An end-to-end retail analytics platform combining ML models, intelligent agents, and an interactive dashboard to give supermarket managers actionable insights on customers, inventory, profit, and product recommendations.
- Overview
- Architecture
- Project Structure
- Models
- Agents
- Dashboard
- Installation
- Usage
- Data Flow
- Configuration
- Dependencies
Supermarket AI is built around three core pillars: https://automart-ai-q53a5utpzascgl8rpolcmw.streamlit.app/
| Pillar | Description |
|---|---|
| ML Models | Train on historical sales data to find patterns, customer segments, and sales forecasts |
| Intelligent Agents | Wrap models with business logic to produce human-readable, actionable insights |
| Interactive Dashboard | A Streamlit web app that presents all outputs visually for non-technical managers |
| Layer | Technology | Purpose |
|---|---|---|
| Data | pandas, CSV files |
Load, clean, and engineer features |
| ML Models | scikit-learn, mlxtend, PyTorch |
Clustering, association rules, forecasting |
| Agents | Python + LangChain (optional) | Business logic + AI insights |
| Dashboard | Streamlit | Interactive web UI |
| AI Insights | LangChain + Google Gemini | LLM-powered marketing suggestions |
CSV Files
supermarket_dummy_data.csv ──→ utils/preprocessing.py ──→ Enriched DataFrame
transaction_dataset.csv ──→ models/apriori_model.py ──→ Association Rules
Enriched DataFrame
├──→ models/kmeans_model.py ──→ Customer Clusters
│ └──→ agents/customer_agent.py ──→ High/Low Value + Insights
│
├──→ models/lstm_pytorch.py ──→ Next-Day Sales Prediction
│
├──→ agents/inventory_agent.py ──→ Demand / Stock / Festival Insights
│
└──→ agents/profit_agent.py ──→ Profit / Loss Analysis
Association Rules
└──→ agents/recommendation_agent.py ──→ Product Bundle Suggestions
All Agent Outputs
├──→ app/dashboard.py (Streamlit UI)
└──→ main.py (CLI output)
supermarket-ai/
│
├── data/
│ ├── supermarket_dummy_data.csv # Main sales dataset
│ └── transaction_dataset.csv # Transaction records for basket analysis
│
├── utils/
│ └── preprocessing.py # Data loading & feature engineering pipeline
│
├── models/
│ ├── kmeans_model.py # Customer segmentation (K-Means)
│ ├── apriori_model.py # Product recommendations (Apriori)

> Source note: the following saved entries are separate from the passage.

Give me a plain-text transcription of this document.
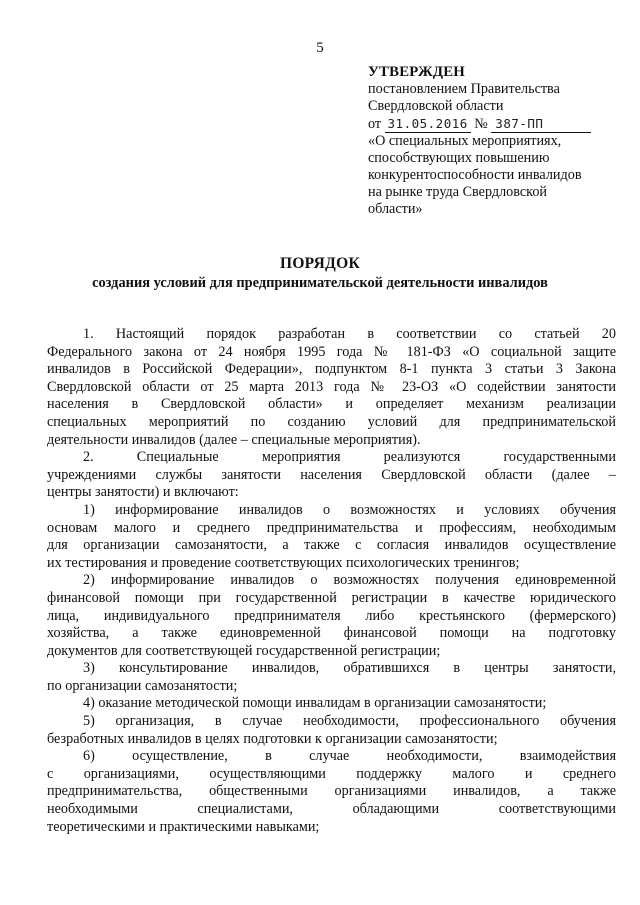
5
УТВЕРЖДЕН
постановлением Правительства
Свердловской области
от 31.05.2016 № 387-ПП
«О специальных мероприятиях,
способствующих повышению
конкурентоспособности инвалидов
на рынке труда Свердловской
области»
ПОРЯДОК
создания условий для предпринимательской деятельности инвалидов
1. Настоящий порядок разработан в соответствии со статьей 20
Федерального закона от 24 ноября 1995 года № 181-ФЗ «О социальной защите
инвалидов в Российской Федерации», подпунктом 8-1 пункта 3 статьи 3 Закона
Свердловской области от 25 марта 2013 года № 23-ОЗ «О содействии занятости
населения в Свердловской области» и определяет механизм реализации
специальных мероприятий по созданию условий для предпринимательской
деятельности инвалидов (далее – специальные мероприятия).
2. Специальные мероприятия реализуются государственными
учреждениями службы занятости населения Свердловской области (далее –
центры занятости) и включают:
1) информирование инвалидов о возможностях и условиях обучения
основам малого и среднего предпринимательства и профессиям, необходимым
для организации самозанятости, а также с согласия инвалидов осуществление
их тестирования и проведение соответствующих психологических тренингов;
2) информирование инвалидов о возможностях получения единовременной
финансовой помощи при государственной регистрации в качестве юридического
лица, индивидуального предпринимателя либо крестьянского (фермерского)
хозяйства, а также единовременной финансовой помощи на подготовку
документов для соответствующей государственной регистрации;
3) консультирование инвалидов, обратившихся в центры занятости,
по организации самозанятости;
4) оказание методической помощи инвалидам в организации самозанятости;
5) организация, в случае необходимости, профессионального обучения
безработных инвалидов в целях подготовки к организации самозанятости;
6) осуществление, в случае необходимости, взаимодействия
с организациями, осуществляющими поддержку малого и среднего
предпринимательства, общественными организациями инвалидов, а также
необходимыми специалистами, обладающими соответствующими
теоретическими и практическими навыками;
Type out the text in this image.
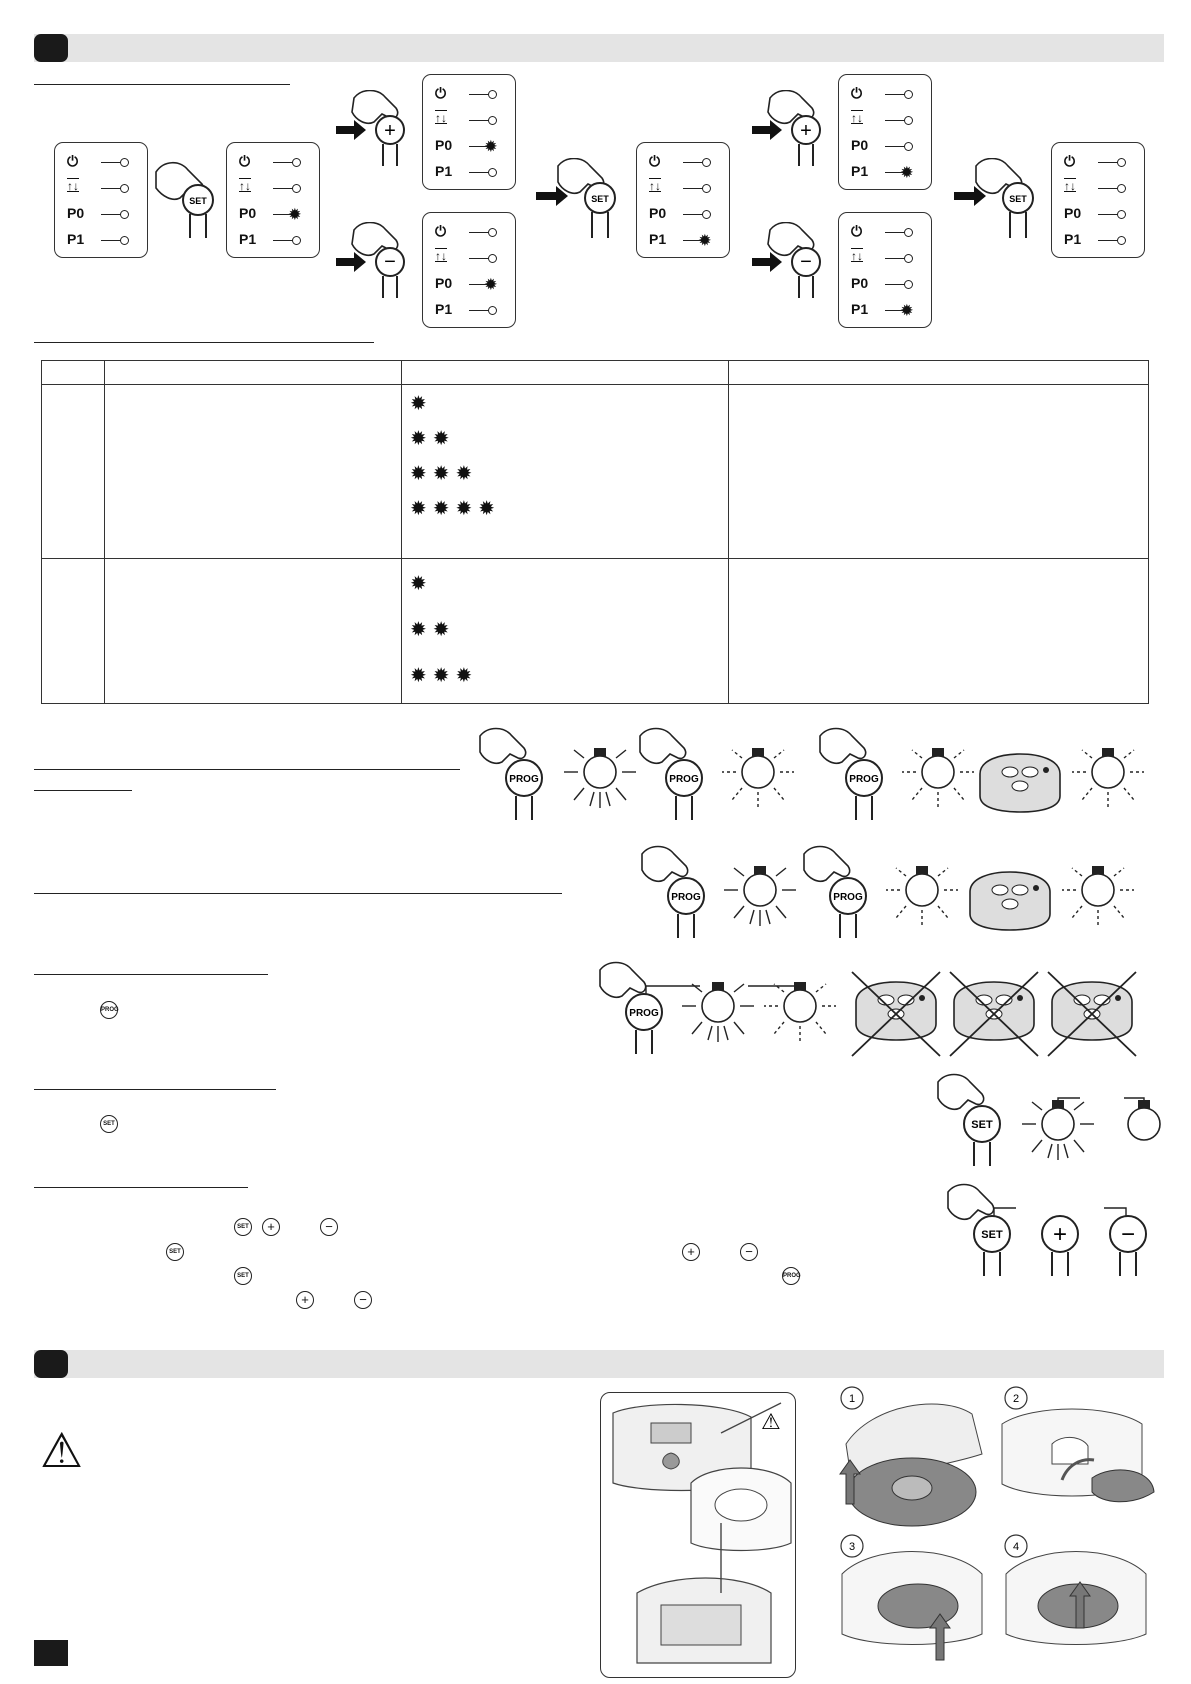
⏻
↑↓
P0
P1
SET
⏻
↑↓
P0	✹
P1
+
−
⏻
↑↓
P0	✹
P1
⏻
↑↓
P0	✹
P1
SET
⏻
↑↓
P0
P1	✹
+
−
⏻
↑↓
P0
P1	✹
⏻
↑↓
P0
P1	✹
SET
⏻
↑↓
P0
P1

		✹
✹✹
✹✹✹
✹✹✹✹	

		✹
✹✹
✹✹✹	

PROG	PROG	PROG
PROG	PROG
PROG
SET
SET + −
PROG
SET
SET	+	−
SET
SET
+	−
+	−
PROG
⚠
⚠
1	2
3	4
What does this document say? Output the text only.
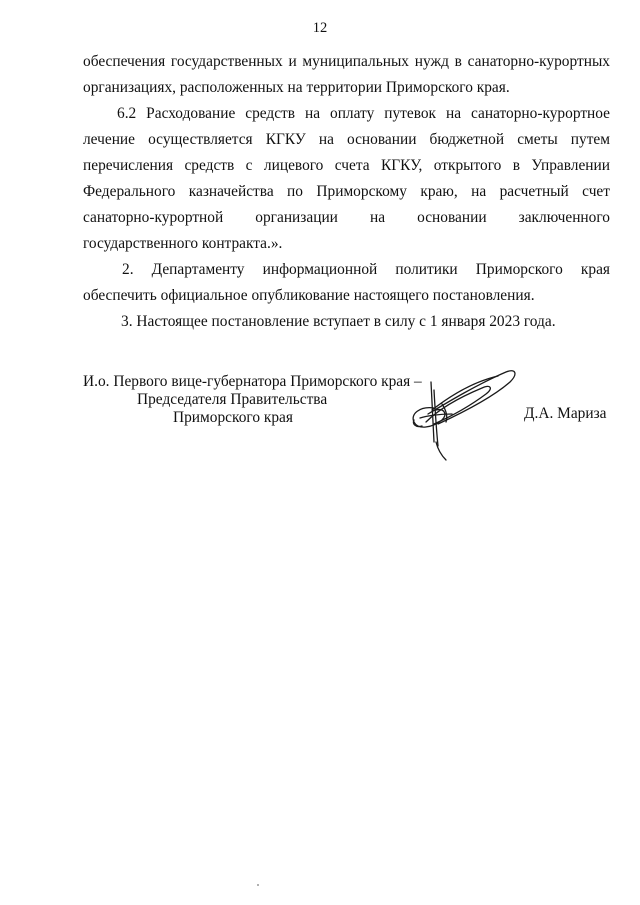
12
обеспечения государственных и муниципальных нужд в санаторно-курортных
организациях, расположенных на территории Приморского края.
6.2 Расходование средств на оплату путевок на санаторно-курортное
лечение осуществляется КГКУ на основании бюджетной сметы путем
перечисления средств с лицевого счета КГКУ, открытого в Управлении
Федерального казначейства по Приморскому краю, на расчетный счет
санаторно-курортной организации на основании заключенного
государственного контракта.».
2. Департаменту информационной политики Приморского края
обеспечить официальное опубликование настоящего постановления.
3. Настоящее постановление вступает в силу с 1 января 2023 года.
И.о. Первого вице-губернатора Приморского края –
Председателя Правительства
Приморского края	Д.А. Мариза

│ └── lstm_pytorch.py # Sales forecasting (LSTM)
│
├── agents/
│ ├── customer_agent.py # Customer value segmentation + insights
│ ├── inventory_agent.py # Demand, stock, and festival tracking
│ ├── profit_agent.py # Product and store-level profit analysis
│ └── recommendation_agent.py # Cross-sell and bundling opportunities
│
├── app/
│ └── dashboard.py # Streamlit web dashboard
│
├── main.py # CLI entry point
└── requirements.txt # Python dependencies
Groups customers into Low / Medium / High Value segments based on purchase behaviour.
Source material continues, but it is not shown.